What I find much more bizarre than their reaction is that a) this concession was ever a part of the agreement to begin with, and b) that both the Times of India article discussing it (linked above) and the World Politics Review post that linked the ToI (I love me some Off-The-Radar News Roundups) seem to take the tone that this move by the general is unwise. ("The stance is in contravention of the 2006 peace accord that put an end to Nepal's insurgency, and already destabilized the country last year when the previous chief of staff adopted the same position.")
I don't know if there was a different way that General Gurung could have gone about this, but integrating several thousand rebel forces with strongly demonstrated disloyalty to the state into your armed forces en masse, in the context of a very recent total breakdown of state sovereignty, is a recipe for disaster. Wikipedia says that the Nepalese army is 95,000 strong; it does not, however, say how it knows, and despite the surprising excellence of the website of the Nepalese Army, I can't find such numbers there. If Wikipedia is correct, then 6-7,000 Maoists (this being the conservative claim from the Times of India) in an army of 95,000 is not nothing. Even if you split them up pretty extensively you could have real problems with cohesion, authority and morale.
Look, Frederick the freaking Great understood this (per a deeply pompous* series of rebuttals to Machiavelli constituting the aptly named "Anti-Machiavel"). It seems reasonable to me that General Gurung, in the advanced year of 2066 in the Nepal Sambat calendar, should understand it too. I can't pretend to know much about how this agreement came about in 2006 (the Gregorian calendar year, not Nepal Sambat)--while I do need to make a bit of a study of Nepal's situation as an ancillary case to my thesis, I haven't gotten to it yet--but all I can say is that I hope this concession was a highly, highly necessary one.
General Gurung has some pretty good suggestions for what to do with the People's Liberation Army instead, if you ask me:
Gurung said the PLA could be accommodated in the police, border security forces and other non-military agencies. They could also be sent overseas for jobs or be rehabilitated with an economic incentive.
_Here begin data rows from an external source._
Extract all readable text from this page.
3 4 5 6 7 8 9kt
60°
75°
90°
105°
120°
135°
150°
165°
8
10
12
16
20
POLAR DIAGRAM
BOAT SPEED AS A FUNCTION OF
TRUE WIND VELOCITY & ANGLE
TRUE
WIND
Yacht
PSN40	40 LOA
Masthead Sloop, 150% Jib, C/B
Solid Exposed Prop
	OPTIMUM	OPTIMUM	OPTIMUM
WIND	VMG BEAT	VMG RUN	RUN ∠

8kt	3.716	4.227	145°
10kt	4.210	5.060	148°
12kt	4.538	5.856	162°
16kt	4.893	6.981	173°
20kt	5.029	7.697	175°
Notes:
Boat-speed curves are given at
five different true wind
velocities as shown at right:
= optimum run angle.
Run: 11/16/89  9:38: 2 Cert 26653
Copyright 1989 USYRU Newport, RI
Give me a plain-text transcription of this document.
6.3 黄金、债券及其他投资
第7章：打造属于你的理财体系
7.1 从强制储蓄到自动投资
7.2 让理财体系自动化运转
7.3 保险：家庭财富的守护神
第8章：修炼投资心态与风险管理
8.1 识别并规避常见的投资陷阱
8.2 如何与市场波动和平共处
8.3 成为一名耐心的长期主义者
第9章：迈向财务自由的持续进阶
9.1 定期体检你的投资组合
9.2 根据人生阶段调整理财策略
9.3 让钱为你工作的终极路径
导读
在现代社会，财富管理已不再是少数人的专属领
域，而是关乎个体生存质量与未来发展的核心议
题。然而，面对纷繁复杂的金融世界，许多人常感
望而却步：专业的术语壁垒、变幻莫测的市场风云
Meanwhile, the PLA seems to be acting in pretty bad faith, waiting for an excuse to break the agreement:
Gurung also expressed concern at Maoist chief Pushpa Kamal Dahal Prachanda giving training to the PLA in their cantonments and urging them to be ready for another revolution if the government failed to implement the new constitution by May 28.
And, of course, what would be an attempt at post-civil-war reconciliation without a "you first" standoff:
There is growing uncertainty over the fate of the fighters with their own leaders saying the new statute should be promulgated before they are disbanded while the ruling parties are demanding the discharge of the PLA first.
At any rate, I currently feel quite a bit of sympathy for the good General, who seems to be very sensible and is being asked to do something that seems to me to be rather less sensible.
*Actual excerpt from Frederick the Great, I kid you not:
Where do these examples leave Machiavelli, and what comes of the ingenious allegory of David refusing to fight Goliath with the armor of Saul because of its weight? It is a lot of whipped cream! I admit that auxiliaries sometimes inconvenience princes, but I ask if conquering cities and provinces is not worth a little inconvenience.
Upon first reading, I recall picturing David facing up to Goliath covered from head to toe in whipped cream armor. Oops.